Commentaire • 0
Sur la décision
| Référence : | TJ Paris, 8e ch. 2e sect., 9 avr. 2026, n° 24/14368 |
|---|---|
| Numéro(s) : | 24/14368 |
| Importance : | Inédit |
| Dispositif : | Déboute le ou les demandeurs de l'ensemble de leurs demandes |
| Date de dernière mise à jour : | 17 avril 2026 |
| Lire la décision sur le site de la juridiction |
Texte intégral
TRIBUNAL
JUDICIAIRE
DE PARIS [1]
[1]
Expéditions
exécutoires
délivrées le:
■
8ème chambre
2ème section
N° RG 24/14368
N° Portalis 352J-W-B7I-C6JWR
N° MINUTE :
Assignation du :
22 Novembre 2024
JUGEMENT
rendu le 09 Avril 2026
DEMANDEUR
Monsieur [G] [D] [O] [Y]
[Adresse 1]
[Localité 1]
représenté par Maître Amélie BOURA de la SELARL KAPRIME SOCIETE D’AVOCATS, avocats au barreau de PARIS, avocats plaidant, vestiaire #C800
DÉFENDEUR
Monsieur [T] [R] époux de Madame [W] [V] [X]
[Adresse 2]
[Localité 2]
défaillant
COMPOSITION DU TRIBUNAL
Frédéric LEMER GRANADOS, Vice-Président
Julie KHALIL, Vice-Présidente
Lucie AUVERGNON, Vice-Présidente
assistés de Diane FARIN, Greffière lors des débats et de Nathalie NGAMI-LIKIBI, Greffière lors de la mise à disposition.
Décision du 09 Avril 2026
8ème chambre 2ème section
N° RG 24/14368 – N° Portalis 352J-W-B7I-C6JWR
DÉBATS
A l’audience du 22 Janvier 2026 tenue en audience publique devant Julie KHALIL, juge rapporteur, qui, sans opposition des avocats, a tenu seule l’audience, et, après avoir entendu les conseils des parties, en a rendu compte au Tribunal, conformément aux dispositions de l’article 805 du Code de Procédure Civile.
JUGEMENT
Prononcé publiquement par mise à disposition au greffe
Contradictoire
en premier ressort
***
Exposé du litige :
Monsieur [G] [Y] a acquis un lot n° 5, situé au sein de l’immeuble sis [Adresse 3] à [Localité 2] soumis au statut de la copropriété des immeubles bâtis, par acte authentique de vente en date du 5 décembre 2023, auprès de Monsieur [T] [R], moyennant un prix de 140.000 € (dont 7.100 € au titre du mobilier et 132.900 € au titre du bien immobilier).
Monsieur [G] [Y] a également réglé la somme de 11.531,66 € au titre des frais de notaire.
Le certificat de superficie privative établi par la société SODIAG en date du 11 octobre 2023 et annexé à l’acte authentique de vente a mentionné une superficie de 15 m² loi carrez pour le lot n° 5.

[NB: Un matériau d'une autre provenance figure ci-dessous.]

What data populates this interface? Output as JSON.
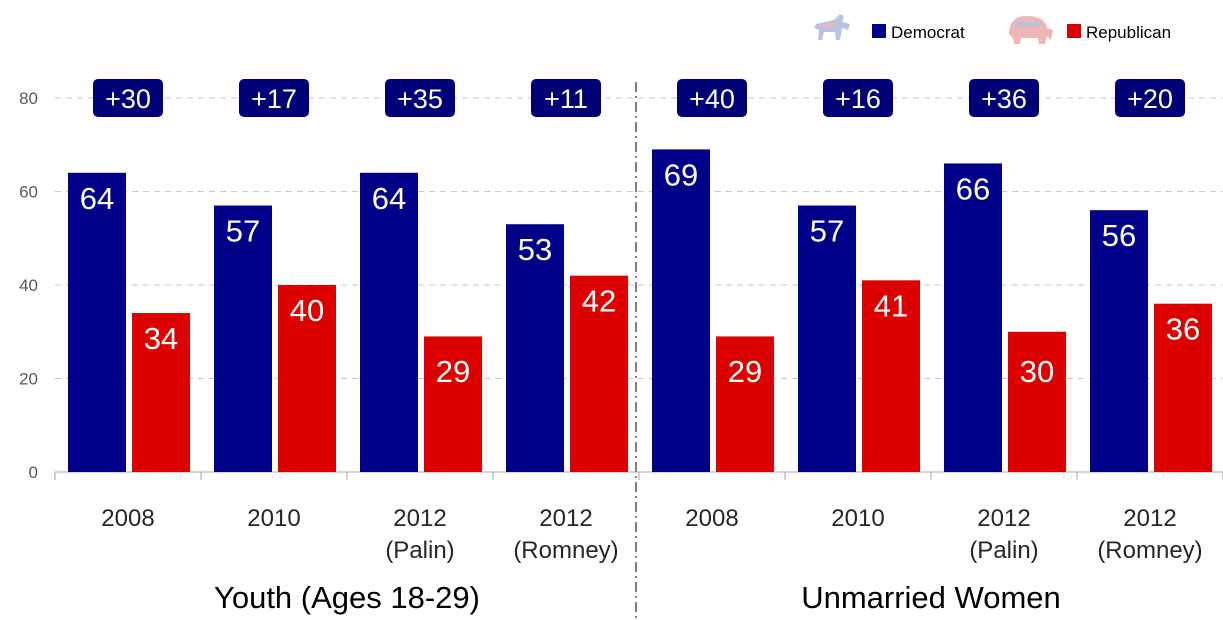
{
  "chart_data": {
    "type": "bar",
    "ylim": [
      0,
      80
    ],
    "yticks": [
      0,
      20,
      40,
      60,
      80
    ],
    "grid": true,
    "legend_position": "top-right",
    "colors": {
      "Democrat": "#000088",
      "Republican": "#dd0000",
      "margin_badge": "#000077"
    },
    "icons": {
      "Democrat": "donkey-icon",
      "Republican": "elephant-icon"
    },
    "series": [
      {
        "name": "Democrat",
        "values": [
          64,
          57,
          64,
          53,
          69,
          57,
          66,
          56
        ]
      },
      {
        "name": "Republican",
        "values": [
          34,
          40,
          29,
          42,
          29,
          41,
          30,
          36
        ]
      }
    ],
    "categories": [
      {
        "line1": "2008",
        "line2": ""
      },
      {
        "line1": "2010",
        "line2": ""
      },
      {
        "line1": "2012",
        "line2": "(Palin)"
      },
      {
        "line1": "2012",
        "line2": "(Romney)"
      },
      {
        "line1": "2008",
        "line2": ""
      },
      {
        "line1": "2010",
        "line2": ""
      },
      {
        "line1": "2012",
        "line2": "(Palin)"
      },
      {
        "line1": "2012",
        "line2": "(Romney)"
      }
    ],
    "margins": [
      "+30",
      "+17",
      "+35",
      "+11",
      "+40",
      "+16",
      "+36",
      "+20"
    ],
    "groups": [
      "Youth (Ages 18-29)",
      "Unmarried Women"
    ]
  }
}
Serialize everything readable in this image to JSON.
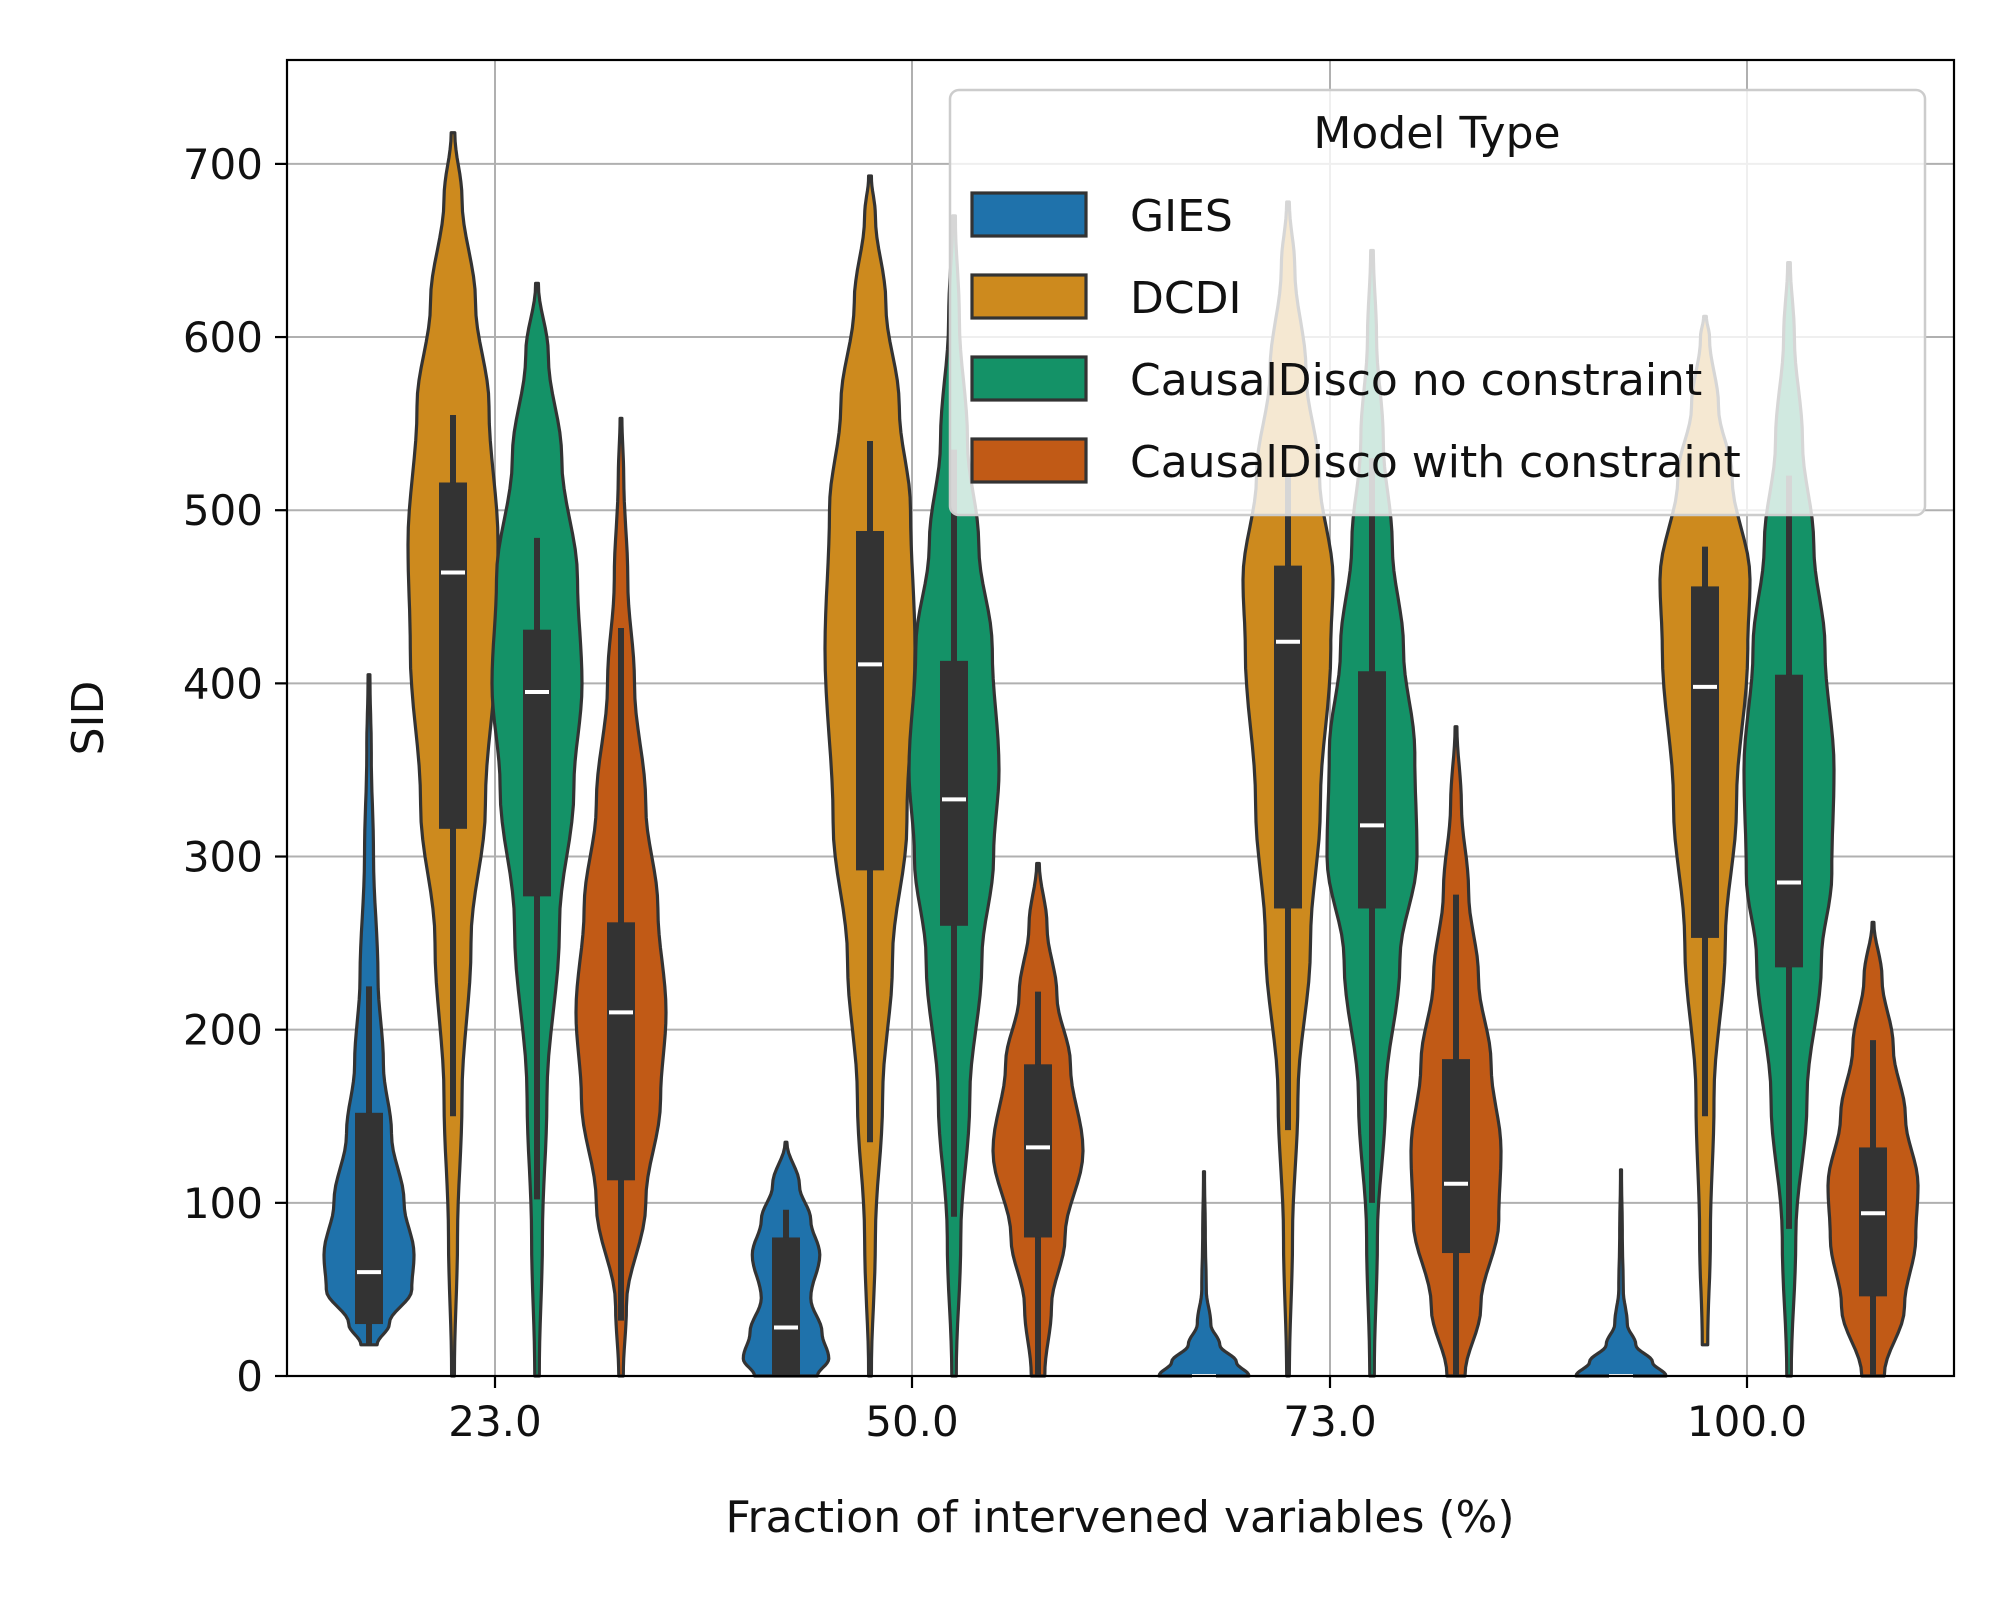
{
  "chart_data": {
    "type": "violin",
    "title": "",
    "xlabel": "Fraction of intervened variables (%)",
    "ylabel": "SID",
    "ylim": [
      0,
      760
    ],
    "yticks": [
      0,
      100,
      200,
      300,
      400,
      500,
      600,
      700
    ],
    "ytick_labels": [
      "0",
      "100",
      "200",
      "300",
      "400",
      "500",
      "600",
      "700"
    ],
    "categories": [
      "23.0",
      "50.0",
      "73.0",
      "100.0"
    ],
    "grid": true,
    "legend": {
      "title": "Model Type",
      "position": "top-right"
    },
    "series": [
      {
        "name": "GIES",
        "color": "#1F72AB",
        "violins": [
          {
            "min": 18,
            "max": 405,
            "q1": 30,
            "median": 60,
            "q3": 152,
            "whisker_low": 18,
            "whisker_high": 225,
            "profile": [
              [
                18,
                0.18
              ],
              [
                30,
                0.45
              ],
              [
                50,
                0.95
              ],
              [
                70,
                1.0
              ],
              [
                100,
                0.78
              ],
              [
                140,
                0.5
              ],
              [
                180,
                0.32
              ],
              [
                230,
                0.2
              ],
              [
                300,
                0.1
              ],
              [
                360,
                0.05
              ],
              [
                405,
                0.02
              ]
            ]
          },
          {
            "min": 0,
            "max": 135,
            "q1": 0,
            "median": 28,
            "q3": 80,
            "whisker_low": 0,
            "whisker_high": 96,
            "profile": [
              [
                0,
                0.7
              ],
              [
                10,
                0.95
              ],
              [
                25,
                0.8
              ],
              [
                45,
                0.55
              ],
              [
                70,
                0.75
              ],
              [
                90,
                0.55
              ],
              [
                110,
                0.3
              ],
              [
                135,
                0.02
              ]
            ]
          },
          {
            "min": 0,
            "max": 118,
            "q1": 0,
            "median": 0,
            "q3": 0,
            "whisker_low": 0,
            "whisker_high": 0,
            "profile": [
              [
                0,
                1.0
              ],
              [
                8,
                0.72
              ],
              [
                18,
                0.35
              ],
              [
                30,
                0.15
              ],
              [
                50,
                0.05
              ],
              [
                80,
                0.03
              ],
              [
                118,
                0.01
              ]
            ]
          },
          {
            "min": 0,
            "max": 119,
            "q1": 0,
            "median": 0,
            "q3": 0,
            "whisker_low": 0,
            "whisker_high": 0,
            "profile": [
              [
                0,
                1.0
              ],
              [
                8,
                0.7
              ],
              [
                18,
                0.33
              ],
              [
                30,
                0.14
              ],
              [
                50,
                0.05
              ],
              [
                80,
                0.03
              ],
              [
                119,
                0.01
              ]
            ]
          }
        ]
      },
      {
        "name": "DCDI",
        "color": "#CD8A1E",
        "violins": [
          {
            "min": 0,
            "max": 718,
            "q1": 316,
            "median": 464,
            "q3": 516,
            "whisker_low": 150,
            "whisker_high": 555,
            "profile": [
              [
                0,
                0.03
              ],
              [
                80,
                0.1
              ],
              [
                160,
                0.2
              ],
              [
                250,
                0.4
              ],
              [
                330,
                0.72
              ],
              [
                420,
                0.95
              ],
              [
                480,
                1.0
              ],
              [
                560,
                0.8
              ],
              [
                620,
                0.5
              ],
              [
                680,
                0.2
              ],
              [
                718,
                0.04
              ]
            ]
          },
          {
            "min": 0,
            "max": 693,
            "q1": 292,
            "median": 411,
            "q3": 488,
            "whisker_low": 135,
            "whisker_high": 540,
            "profile": [
              [
                0,
                0.03
              ],
              [
                80,
                0.12
              ],
              [
                160,
                0.28
              ],
              [
                240,
                0.5
              ],
              [
                320,
                0.82
              ],
              [
                420,
                1.0
              ],
              [
                500,
                0.9
              ],
              [
                560,
                0.65
              ],
              [
                620,
                0.35
              ],
              [
                670,
                0.12
              ],
              [
                693,
                0.03
              ]
            ]
          },
          {
            "min": 0,
            "max": 678,
            "q1": 270,
            "median": 424,
            "q3": 468,
            "whisker_low": 142,
            "whisker_high": 520,
            "profile": [
              [
                0,
                0.03
              ],
              [
                80,
                0.1
              ],
              [
                160,
                0.22
              ],
              [
                250,
                0.5
              ],
              [
                330,
                0.72
              ],
              [
                420,
                0.95
              ],
              [
                460,
                1.0
              ],
              [
                520,
                0.7
              ],
              [
                580,
                0.4
              ],
              [
                640,
                0.15
              ],
              [
                678,
                0.03
              ]
            ]
          },
          {
            "min": 18,
            "max": 612,
            "q1": 253,
            "median": 398,
            "q3": 456,
            "whisker_low": 150,
            "whisker_high": 479,
            "profile": [
              [
                18,
                0.06
              ],
              [
                80,
                0.12
              ],
              [
                160,
                0.2
              ],
              [
                250,
                0.45
              ],
              [
                330,
                0.7
              ],
              [
                420,
                0.95
              ],
              [
                460,
                1.0
              ],
              [
                520,
                0.6
              ],
              [
                560,
                0.3
              ],
              [
                600,
                0.1
              ],
              [
                612,
                0.03
              ]
            ]
          }
        ]
      },
      {
        "name": "CausalDisco no constraint",
        "color": "#149267",
        "violins": [
          {
            "min": 0,
            "max": 631,
            "q1": 277,
            "median": 395,
            "q3": 431,
            "whisker_low": 102,
            "whisker_high": 484,
            "profile": [
              [
                0,
                0.05
              ],
              [
                80,
                0.12
              ],
              [
                160,
                0.22
              ],
              [
                260,
                0.5
              ],
              [
                340,
                0.82
              ],
              [
                400,
                1.0
              ],
              [
                460,
                0.9
              ],
              [
                530,
                0.55
              ],
              [
                590,
                0.25
              ],
              [
                631,
                0.03
              ]
            ]
          },
          {
            "min": 0,
            "max": 670,
            "q1": 260,
            "median": 333,
            "q3": 413,
            "whisker_low": 92,
            "whisker_high": 535,
            "profile": [
              [
                0,
                0.05
              ],
              [
                80,
                0.15
              ],
              [
                160,
                0.35
              ],
              [
                240,
                0.62
              ],
              [
                300,
                0.88
              ],
              [
                350,
                1.0
              ],
              [
                420,
                0.85
              ],
              [
                480,
                0.55
              ],
              [
                540,
                0.3
              ],
              [
                610,
                0.12
              ],
              [
                670,
                0.03
              ]
            ]
          },
          {
            "min": 0,
            "max": 650,
            "q1": 270,
            "median": 318,
            "q3": 407,
            "whisker_low": 100,
            "whisker_high": 530,
            "profile": [
              [
                0,
                0.05
              ],
              [
                80,
                0.12
              ],
              [
                160,
                0.3
              ],
              [
                240,
                0.62
              ],
              [
                300,
                1.0
              ],
              [
                360,
                0.95
              ],
              [
                420,
                0.7
              ],
              [
                480,
                0.45
              ],
              [
                540,
                0.25
              ],
              [
                600,
                0.1
              ],
              [
                650,
                0.03
              ]
            ]
          },
          {
            "min": 0,
            "max": 643,
            "q1": 236,
            "median": 285,
            "q3": 405,
            "whisker_low": 85,
            "whisker_high": 520,
            "profile": [
              [
                0,
                0.05
              ],
              [
                80,
                0.15
              ],
              [
                160,
                0.4
              ],
              [
                240,
                0.72
              ],
              [
                290,
                0.95
              ],
              [
                350,
                1.0
              ],
              [
                420,
                0.8
              ],
              [
                480,
                0.55
              ],
              [
                540,
                0.3
              ],
              [
                600,
                0.12
              ],
              [
                643,
                0.03
              ]
            ]
          }
        ]
      },
      {
        "name": "CausalDisco with constraint",
        "color": "#C15A16",
        "violins": [
          {
            "min": 0,
            "max": 553,
            "q1": 113,
            "median": 210,
            "q3": 262,
            "whisker_low": 32,
            "whisker_high": 432,
            "profile": [
              [
                0,
                0.05
              ],
              [
                40,
                0.12
              ],
              [
                100,
                0.55
              ],
              [
                160,
                0.88
              ],
              [
                210,
                1.0
              ],
              [
                270,
                0.82
              ],
              [
                330,
                0.55
              ],
              [
                400,
                0.3
              ],
              [
                460,
                0.15
              ],
              [
                520,
                0.06
              ],
              [
                553,
                0.02
              ]
            ]
          },
          {
            "min": 0,
            "max": 296,
            "q1": 80,
            "median": 132,
            "q3": 180,
            "whisker_low": 0,
            "whisker_high": 222,
            "profile": [
              [
                0,
                0.15
              ],
              [
                40,
                0.3
              ],
              [
                80,
                0.6
              ],
              [
                130,
                1.0
              ],
              [
                180,
                0.72
              ],
              [
                220,
                0.42
              ],
              [
                260,
                0.2
              ],
              [
                296,
                0.03
              ]
            ]
          },
          {
            "min": 0,
            "max": 375,
            "q1": 71,
            "median": 111,
            "q3": 183,
            "whisker_low": 0,
            "whisker_high": 278,
            "profile": [
              [
                0,
                0.2
              ],
              [
                40,
                0.55
              ],
              [
                90,
                0.95
              ],
              [
                130,
                1.0
              ],
              [
                180,
                0.78
              ],
              [
                230,
                0.5
              ],
              [
                280,
                0.28
              ],
              [
                330,
                0.12
              ],
              [
                375,
                0.02
              ]
            ]
          },
          {
            "min": 0,
            "max": 262,
            "q1": 46,
            "median": 94,
            "q3": 132,
            "whisker_low": 0,
            "whisker_high": 194,
            "profile": [
              [
                0,
                0.25
              ],
              [
                40,
                0.7
              ],
              [
                80,
                0.95
              ],
              [
                110,
                1.0
              ],
              [
                150,
                0.72
              ],
              [
                190,
                0.45
              ],
              [
                230,
                0.2
              ],
              [
                262,
                0.02
              ]
            ]
          }
        ]
      }
    ]
  }
}
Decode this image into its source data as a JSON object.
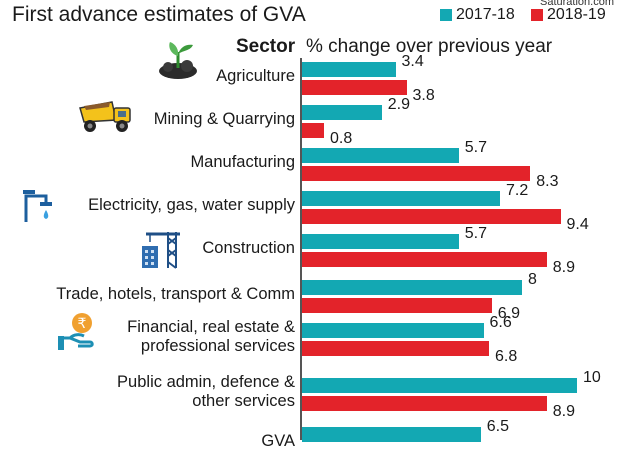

Monsieur [G] [Y] a fait établir, postérieurement à la vente, un nouveau certificat de surface privative par la société DIACONFIANCE. Ce certificat en date du 28 mars 2024 mentionne une superficie de 13 m² loi carrez pour le lot n° 5.
C’est dans ces conditions que par acte de commissaire de justice en date du 22 novembre 2024, Monsieur [G] [Y] a fait assigner Monsieur [T] [R], devant le tribunal judiciaire de Paris, afin de demander à ce dernier de :
Vu l’article 46 de la loi du 10 juillet 1965,
Vu l’article 1240 du code civil,
Vu l’article 700 du code de procédure civile,
Vu les pièces versées aux débats,
Juger Monsieur [Y] recevable et bien fondé en ses demandes et en conséquence,
Condamner Monsieur [R] à payer à Monsieur [Y] la somme de 17.720,00 € au titre de son action en réduction du prix de vente,
Décision du 09 Avril 2026
8ème chambre 2ème section
N° RG 24/14368 – N° Portalis 352J-W-B7I-C6JWR
Condamner Monsieur [R] à payer à Monsieur [Y] la somme de 1.165,46 € au titre des frais de notaire supplémentaires indument réglés,
Condamner Monsieur [R] à payer à Monsieur [Y] une somme de 3.000,00 € au titre de l’article 700 du code de procédure civile,
Condamner Monsieur [R] aux entiers dépens, qui seront recouvrés par la SELAS KARILA conformément aux dispositions de l’article 696 et 699 du code de procédure civile,
Dire n’y avoir lieu à écarter l’exécution provisoire du jugement à intervenir.
Bien que régulièrement assigné selon les modalités de l’article 659 du code de procédure civile (procès-verbal de vaines recherches), Monsieur [T] [R] n’a pas constitué avocat.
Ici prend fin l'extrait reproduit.